In rainy weather the streets turned to red slop; grass grew on the sidewalks,
the courthouse sagged in the square. Somehow, it was hotter then: a black
dog suffered on a summer’s day; bony mules hitched to Hoover carts flicked
flies in the sweltering shade of the live oaks on the square. Men’s
stiff collars wilted by nine in the morning. Ladies bathed before noon, after
their three o’clock naps, and by nightfall were like soft teacakes with
frostings of sweat and sweet talcum.
People moved slowly then.
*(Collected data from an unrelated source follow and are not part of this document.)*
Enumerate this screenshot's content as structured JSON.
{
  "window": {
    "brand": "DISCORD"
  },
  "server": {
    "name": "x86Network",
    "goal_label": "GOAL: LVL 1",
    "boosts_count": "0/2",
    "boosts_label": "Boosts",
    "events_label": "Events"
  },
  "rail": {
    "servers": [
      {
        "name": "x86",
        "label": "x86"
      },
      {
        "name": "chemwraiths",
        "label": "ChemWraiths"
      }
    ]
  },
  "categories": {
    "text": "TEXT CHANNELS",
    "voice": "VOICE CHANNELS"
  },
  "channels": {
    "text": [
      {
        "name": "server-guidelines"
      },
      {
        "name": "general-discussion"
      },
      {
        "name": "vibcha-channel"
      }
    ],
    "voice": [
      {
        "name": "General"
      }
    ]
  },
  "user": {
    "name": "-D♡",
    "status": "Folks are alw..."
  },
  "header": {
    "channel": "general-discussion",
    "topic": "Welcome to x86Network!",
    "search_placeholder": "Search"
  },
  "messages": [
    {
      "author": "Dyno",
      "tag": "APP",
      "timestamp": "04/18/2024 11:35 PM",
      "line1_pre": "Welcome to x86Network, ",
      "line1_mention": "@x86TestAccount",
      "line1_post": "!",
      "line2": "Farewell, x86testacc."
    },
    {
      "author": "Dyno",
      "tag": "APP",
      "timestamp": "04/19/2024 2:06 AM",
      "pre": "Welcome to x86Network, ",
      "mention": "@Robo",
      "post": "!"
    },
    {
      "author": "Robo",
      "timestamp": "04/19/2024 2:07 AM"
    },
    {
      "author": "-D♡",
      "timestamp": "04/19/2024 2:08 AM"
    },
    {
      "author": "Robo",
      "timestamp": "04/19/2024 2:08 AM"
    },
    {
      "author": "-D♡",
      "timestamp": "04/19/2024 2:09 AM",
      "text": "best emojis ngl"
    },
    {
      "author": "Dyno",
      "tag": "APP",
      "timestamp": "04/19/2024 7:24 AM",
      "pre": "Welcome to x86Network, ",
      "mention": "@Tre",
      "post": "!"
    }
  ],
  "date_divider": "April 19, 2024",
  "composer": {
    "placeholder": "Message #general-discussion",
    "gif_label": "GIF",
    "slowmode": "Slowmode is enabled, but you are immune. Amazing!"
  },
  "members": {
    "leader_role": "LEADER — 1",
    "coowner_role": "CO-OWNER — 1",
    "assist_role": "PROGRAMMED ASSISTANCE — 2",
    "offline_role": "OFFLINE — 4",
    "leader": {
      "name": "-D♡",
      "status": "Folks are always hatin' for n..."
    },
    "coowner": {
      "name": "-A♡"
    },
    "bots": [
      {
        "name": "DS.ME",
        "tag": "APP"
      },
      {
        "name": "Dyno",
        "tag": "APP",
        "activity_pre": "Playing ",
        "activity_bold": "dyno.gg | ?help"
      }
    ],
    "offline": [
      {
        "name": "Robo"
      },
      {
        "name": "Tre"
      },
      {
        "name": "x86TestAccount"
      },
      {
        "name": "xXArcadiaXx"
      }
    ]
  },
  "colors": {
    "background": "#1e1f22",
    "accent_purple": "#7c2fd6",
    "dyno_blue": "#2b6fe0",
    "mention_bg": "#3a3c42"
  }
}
They ambled across the square, shuffled
in and out of the stores around it, took their time about everything. A day
was twenty-four hours long but seemed longer. There was no hurry, for there
was nowhere to go, nothing to buy and no money to buy it with, nothing to
see outside the boundaries of Maycomb County. But it was a time of vague optimism
for some of the people: Maycomb County had recently been told that it had
nothing to fear but fear itself.
We lived on the main residential street in town – Atticus, Jem and I,
plus Calpurnia our cook. Jem and I found our father satisfactory: he played
with us, read to us, and treated us with courteous detachment.